3/4 cup whole grain spelt flour
1/4 cup hemp hearts
3/4 tsp. baking soda
1/2 tsp. baking powder
1/4 tsp. salt
1 teaspoon cinnamon
1/6 cup soy milk
1/4 cup maple syrup
1 tsp. vanilla extract (optional)
1 tablespoon lemon juice
2 large (or 3 small) very ripe bananas
In a large bowl mix together all the dry ingredients. Put your lemon juice into your soy milk and let it sit for a few minutes while you mash up 1 1/2 bananas. Save 1/2 of a banana and cut it up into large raisin size pieces and add this portion of the banana to your dry ingredients. Mix together the curdled soy milk, mashed bananas and lemon juice. Pour into center of dry ingredients. Gently incorporate wet and dry. I strongly suggest using parachment muffin liners or silicon form pan as these have NO oil in them and will be difficult to remove from ordinary paper liners. I used about 1/3 cup of batter per muffin. I sprinkled a few quick oats on top.
Bake at 400 for 20 - 25 minutes depending on your oven and what type of pan you are using. Just always check things out at 18 minute mark or so. Also get an oven thermometer and check it out once in a while just to make sure it's holding temperature correctly!
Monday, March 23, 2015
Baked Blueberry Oatmeal Crisp
One Dish Baked Oatmeal Crisp! If you are looking for a quick breakfast that is filling, delicious and super healthy this is it! If you're cooking for only one or two this is a good keeper - 5 days in fridge is no problem! Recipe can be found in Engine 2 Diet Cookbook. Was also posted on a vegan blog called: American Vegan Princess. The Engine 2 Diet Cookbook is available through the Edmonton Public Library and I imagine many other libraries across North America. There is also an excellent Engine 2 Diet website with lots of free recipes and information.
I used a layer of Bremmer's Blueberries and a can of pears. I sliced the pears thinly and laid them amongst the blueberries. I used President's choice organic quick oats and just used 1" layer as suggested. I used 500 ml. of oat milk I made in the blender to pour over top. I then sprinkled 1 tablespoon of coconut sugar on top and a few shakes of cinnamon. I covered with tin foil. Baked at 350 for about 35 minutes and then uncovered for another 5 minutes. Since there are no specific amounts you just need to check yourself how it's looking. All liquid needs to be evaporated and it's nice if top is slightly browned. Hence the reason I removed cover for last 5 minutes.
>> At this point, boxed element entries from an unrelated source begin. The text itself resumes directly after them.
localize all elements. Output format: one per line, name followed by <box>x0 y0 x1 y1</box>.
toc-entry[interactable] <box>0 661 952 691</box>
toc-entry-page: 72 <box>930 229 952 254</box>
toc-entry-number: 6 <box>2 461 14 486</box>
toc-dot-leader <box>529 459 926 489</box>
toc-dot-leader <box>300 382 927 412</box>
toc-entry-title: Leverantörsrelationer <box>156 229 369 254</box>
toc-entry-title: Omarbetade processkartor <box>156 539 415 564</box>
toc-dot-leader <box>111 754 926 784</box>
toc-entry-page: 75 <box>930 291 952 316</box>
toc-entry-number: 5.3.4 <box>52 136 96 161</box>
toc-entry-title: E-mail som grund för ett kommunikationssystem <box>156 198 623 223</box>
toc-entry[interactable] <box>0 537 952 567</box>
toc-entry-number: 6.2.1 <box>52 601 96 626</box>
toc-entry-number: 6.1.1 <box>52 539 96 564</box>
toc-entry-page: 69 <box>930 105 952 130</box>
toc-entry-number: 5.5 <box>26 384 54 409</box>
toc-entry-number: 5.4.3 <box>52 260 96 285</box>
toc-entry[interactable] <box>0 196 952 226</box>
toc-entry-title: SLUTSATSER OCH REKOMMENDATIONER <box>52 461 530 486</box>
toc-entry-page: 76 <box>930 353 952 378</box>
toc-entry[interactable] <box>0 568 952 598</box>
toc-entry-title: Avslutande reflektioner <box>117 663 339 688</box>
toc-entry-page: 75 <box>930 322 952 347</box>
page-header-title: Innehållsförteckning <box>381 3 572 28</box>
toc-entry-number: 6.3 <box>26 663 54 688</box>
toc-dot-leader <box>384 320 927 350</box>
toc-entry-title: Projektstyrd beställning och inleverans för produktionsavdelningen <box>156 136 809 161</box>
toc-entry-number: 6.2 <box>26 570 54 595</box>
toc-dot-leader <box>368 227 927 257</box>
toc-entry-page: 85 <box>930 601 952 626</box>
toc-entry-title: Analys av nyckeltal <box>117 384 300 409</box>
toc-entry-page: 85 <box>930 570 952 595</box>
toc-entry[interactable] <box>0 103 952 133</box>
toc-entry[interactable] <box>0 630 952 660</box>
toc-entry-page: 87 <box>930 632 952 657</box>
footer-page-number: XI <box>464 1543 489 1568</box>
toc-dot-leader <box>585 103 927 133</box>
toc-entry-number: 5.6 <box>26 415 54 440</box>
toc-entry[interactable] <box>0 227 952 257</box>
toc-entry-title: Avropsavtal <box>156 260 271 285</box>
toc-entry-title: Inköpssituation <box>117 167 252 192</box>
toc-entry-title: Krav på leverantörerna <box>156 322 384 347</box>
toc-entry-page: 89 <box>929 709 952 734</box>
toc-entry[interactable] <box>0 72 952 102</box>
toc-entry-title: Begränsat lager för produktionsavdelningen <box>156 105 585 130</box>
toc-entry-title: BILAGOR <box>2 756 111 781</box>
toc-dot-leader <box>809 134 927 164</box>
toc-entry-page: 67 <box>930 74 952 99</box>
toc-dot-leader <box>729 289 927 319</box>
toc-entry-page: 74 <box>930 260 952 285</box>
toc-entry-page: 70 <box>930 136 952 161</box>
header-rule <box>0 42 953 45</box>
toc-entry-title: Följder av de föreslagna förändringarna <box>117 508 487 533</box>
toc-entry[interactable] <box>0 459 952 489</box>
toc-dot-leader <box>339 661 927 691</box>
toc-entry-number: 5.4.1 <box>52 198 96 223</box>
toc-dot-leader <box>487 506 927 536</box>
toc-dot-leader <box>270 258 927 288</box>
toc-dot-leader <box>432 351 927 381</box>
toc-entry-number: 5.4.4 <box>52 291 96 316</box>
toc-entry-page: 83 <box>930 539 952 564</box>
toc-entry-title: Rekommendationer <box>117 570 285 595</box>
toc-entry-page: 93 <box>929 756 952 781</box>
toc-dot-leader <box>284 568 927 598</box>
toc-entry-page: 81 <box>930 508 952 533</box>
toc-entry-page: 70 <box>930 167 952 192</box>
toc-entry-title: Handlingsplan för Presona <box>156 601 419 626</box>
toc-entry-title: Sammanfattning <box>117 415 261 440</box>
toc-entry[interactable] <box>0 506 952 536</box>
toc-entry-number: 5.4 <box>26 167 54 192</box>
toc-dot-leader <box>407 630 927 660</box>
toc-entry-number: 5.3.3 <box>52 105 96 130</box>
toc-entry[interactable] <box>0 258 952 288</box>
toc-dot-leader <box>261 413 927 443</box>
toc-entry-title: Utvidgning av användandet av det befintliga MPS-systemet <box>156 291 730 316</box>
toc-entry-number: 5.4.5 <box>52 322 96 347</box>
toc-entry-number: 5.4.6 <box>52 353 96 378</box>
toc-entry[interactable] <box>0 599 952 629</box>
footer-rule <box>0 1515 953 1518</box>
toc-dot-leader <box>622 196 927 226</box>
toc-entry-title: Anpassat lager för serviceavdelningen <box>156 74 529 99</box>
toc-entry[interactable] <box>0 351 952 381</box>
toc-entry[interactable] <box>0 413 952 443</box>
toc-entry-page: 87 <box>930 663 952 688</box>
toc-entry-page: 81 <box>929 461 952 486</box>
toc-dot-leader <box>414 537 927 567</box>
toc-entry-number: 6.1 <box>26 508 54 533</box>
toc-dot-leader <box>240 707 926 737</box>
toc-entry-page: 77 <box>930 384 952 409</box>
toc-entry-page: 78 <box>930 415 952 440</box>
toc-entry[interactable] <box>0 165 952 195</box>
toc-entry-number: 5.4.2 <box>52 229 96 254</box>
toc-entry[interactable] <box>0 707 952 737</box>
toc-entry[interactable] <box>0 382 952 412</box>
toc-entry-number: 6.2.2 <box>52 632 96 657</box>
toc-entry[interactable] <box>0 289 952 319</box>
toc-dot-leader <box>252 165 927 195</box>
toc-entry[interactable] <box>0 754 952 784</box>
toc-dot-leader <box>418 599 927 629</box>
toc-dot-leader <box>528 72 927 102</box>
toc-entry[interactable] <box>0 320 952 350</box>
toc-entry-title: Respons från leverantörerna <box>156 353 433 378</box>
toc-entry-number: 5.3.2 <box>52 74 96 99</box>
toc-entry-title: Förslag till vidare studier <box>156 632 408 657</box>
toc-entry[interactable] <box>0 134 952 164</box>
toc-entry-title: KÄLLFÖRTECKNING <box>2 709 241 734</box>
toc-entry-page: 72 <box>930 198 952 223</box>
March 30th, 2015 - update! Here's how it looks on day 3! Still absolutely delicious! I coud not be more pleased with this recipe. I did re-heat in the toaster oven and it made the blueberrie all plumped up and delicious once again! It also tastes satisfactory cold if you need to take it on the run. I want to try it with peaches next! Or I want to do carrot cake style - with pineapples, raisins and grated carrots!